An increase in the specific amount of electricity is achieved by increasing the time of electrochemical exposure at constant current. The results of the analyzes are given in table.2.

From the data in Table 2, it can be seen that under the electrochemical effect on an absorbing sulfate-sulfite solution with a specific amount of electricity q above 3000 C / l, the pH of catholyte increased almost to a maximum value above 12.5 units, and eh to values below -900 mV.

Under the electrochemical effect on the solution in the anode zone (anolyte) with a specific amount of electricity q above 3000 C / l, the pH of the anolyte changed to minimum values below 1.5 units, and eh to values above 1250 mV.

Therefore, the most economical mode of processing an aqueous solution of sodium sulfate-sulfite is in the region q = 3000-4500 C / l.

Thus, as a result of the electrochemical reactions carried out in the cathode zone, the initial sorbent is formed - sodium hydroxide (NaOH), and in the anode zone, the final product is sulfuric acid (H ₂ SO ₄ ), i.e. at the same time, regeneration of the absorption solution (electrolyte solution) and the utilization of sulfur oxides occur.

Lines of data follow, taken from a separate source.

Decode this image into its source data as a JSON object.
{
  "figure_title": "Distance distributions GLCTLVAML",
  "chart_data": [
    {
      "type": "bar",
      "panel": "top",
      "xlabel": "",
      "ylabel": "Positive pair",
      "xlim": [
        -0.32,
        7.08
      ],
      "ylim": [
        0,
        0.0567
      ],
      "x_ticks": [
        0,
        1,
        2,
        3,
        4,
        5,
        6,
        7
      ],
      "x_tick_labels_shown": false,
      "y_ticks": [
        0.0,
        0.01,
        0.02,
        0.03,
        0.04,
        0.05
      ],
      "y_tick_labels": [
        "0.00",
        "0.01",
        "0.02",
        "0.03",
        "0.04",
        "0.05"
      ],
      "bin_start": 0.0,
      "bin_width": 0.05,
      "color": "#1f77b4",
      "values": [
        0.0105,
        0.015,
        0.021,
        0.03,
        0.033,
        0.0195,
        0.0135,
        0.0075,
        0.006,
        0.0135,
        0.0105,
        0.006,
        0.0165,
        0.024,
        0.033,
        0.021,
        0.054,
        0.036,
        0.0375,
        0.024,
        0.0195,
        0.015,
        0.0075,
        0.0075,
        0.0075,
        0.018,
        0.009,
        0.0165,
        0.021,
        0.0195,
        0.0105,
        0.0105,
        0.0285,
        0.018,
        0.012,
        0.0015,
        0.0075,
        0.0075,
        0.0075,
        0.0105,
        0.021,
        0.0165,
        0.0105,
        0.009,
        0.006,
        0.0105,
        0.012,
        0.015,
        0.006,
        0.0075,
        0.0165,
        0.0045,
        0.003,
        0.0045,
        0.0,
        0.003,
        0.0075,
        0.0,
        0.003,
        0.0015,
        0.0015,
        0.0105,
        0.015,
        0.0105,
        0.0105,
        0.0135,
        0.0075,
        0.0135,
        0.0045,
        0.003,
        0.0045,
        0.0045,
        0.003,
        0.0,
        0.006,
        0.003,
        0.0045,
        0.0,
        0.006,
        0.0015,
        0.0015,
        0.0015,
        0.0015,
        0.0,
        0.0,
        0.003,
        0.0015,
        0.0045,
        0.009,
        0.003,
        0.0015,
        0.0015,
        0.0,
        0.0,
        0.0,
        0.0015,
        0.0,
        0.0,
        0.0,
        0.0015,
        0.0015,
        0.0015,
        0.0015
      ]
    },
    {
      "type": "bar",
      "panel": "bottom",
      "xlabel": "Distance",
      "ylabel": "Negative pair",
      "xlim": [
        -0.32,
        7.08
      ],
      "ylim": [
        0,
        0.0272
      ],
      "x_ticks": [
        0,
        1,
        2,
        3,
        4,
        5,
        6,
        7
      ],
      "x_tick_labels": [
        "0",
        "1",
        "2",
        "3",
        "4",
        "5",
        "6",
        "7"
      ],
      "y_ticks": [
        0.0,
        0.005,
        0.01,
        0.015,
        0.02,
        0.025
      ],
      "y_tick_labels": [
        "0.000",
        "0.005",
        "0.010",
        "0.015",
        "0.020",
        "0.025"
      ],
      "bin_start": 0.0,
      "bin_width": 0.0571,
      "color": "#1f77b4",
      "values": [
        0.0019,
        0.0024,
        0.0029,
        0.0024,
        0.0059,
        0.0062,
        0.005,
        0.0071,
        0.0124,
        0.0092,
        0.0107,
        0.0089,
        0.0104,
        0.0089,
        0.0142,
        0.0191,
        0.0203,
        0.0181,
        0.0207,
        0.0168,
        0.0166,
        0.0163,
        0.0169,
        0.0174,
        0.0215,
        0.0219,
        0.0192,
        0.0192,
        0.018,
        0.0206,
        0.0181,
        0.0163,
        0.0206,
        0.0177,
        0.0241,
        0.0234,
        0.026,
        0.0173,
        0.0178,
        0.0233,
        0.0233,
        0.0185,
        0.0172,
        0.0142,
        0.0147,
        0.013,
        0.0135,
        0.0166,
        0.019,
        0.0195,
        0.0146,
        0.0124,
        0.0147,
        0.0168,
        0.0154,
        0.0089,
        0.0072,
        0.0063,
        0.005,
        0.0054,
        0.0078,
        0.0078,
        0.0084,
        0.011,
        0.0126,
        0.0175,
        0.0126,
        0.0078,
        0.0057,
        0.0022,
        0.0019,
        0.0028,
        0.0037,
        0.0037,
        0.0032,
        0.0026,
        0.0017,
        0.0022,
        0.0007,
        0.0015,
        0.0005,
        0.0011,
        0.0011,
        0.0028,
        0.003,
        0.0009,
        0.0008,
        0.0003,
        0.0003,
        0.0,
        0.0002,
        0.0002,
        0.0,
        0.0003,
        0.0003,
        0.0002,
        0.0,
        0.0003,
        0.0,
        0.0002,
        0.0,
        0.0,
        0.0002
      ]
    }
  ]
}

The developed technological process for cleaning flue gases from sulfur oxides on the basis of new, unconventional technical solutions, unlike the prototype, has shown its manufacturability, cyclicality and operability, ease of operation and management, reliability from the point of view of safety and environmental requirements.

Claims (2)

1. The method of purification of flue gases from sulfur oxides, including mixing them with air, neutralizing acid gases in an absorption chamber by contacting with a liquid absorbent, removing purified flue gases and an acidic solution, characterized in that the acidic gases neutralize the alkaline absorption solution, and formed after neutralization of an aqueous solution of sulfate sulfite salt is subjected to regeneration by unipolar electrochemical treatment in a diaphragm electrolyzer with obtaining sulfuric acid in the anode zone, and in the cathode zone of an alkaline absorption solution, which is sent to the absorption chamber to neutralize acid gases. 2. The method according to claim 1, characterized in that the electrochemical treatment is carried out with a specific amount of electricity in the range of 3000-4500 Coulomb / l.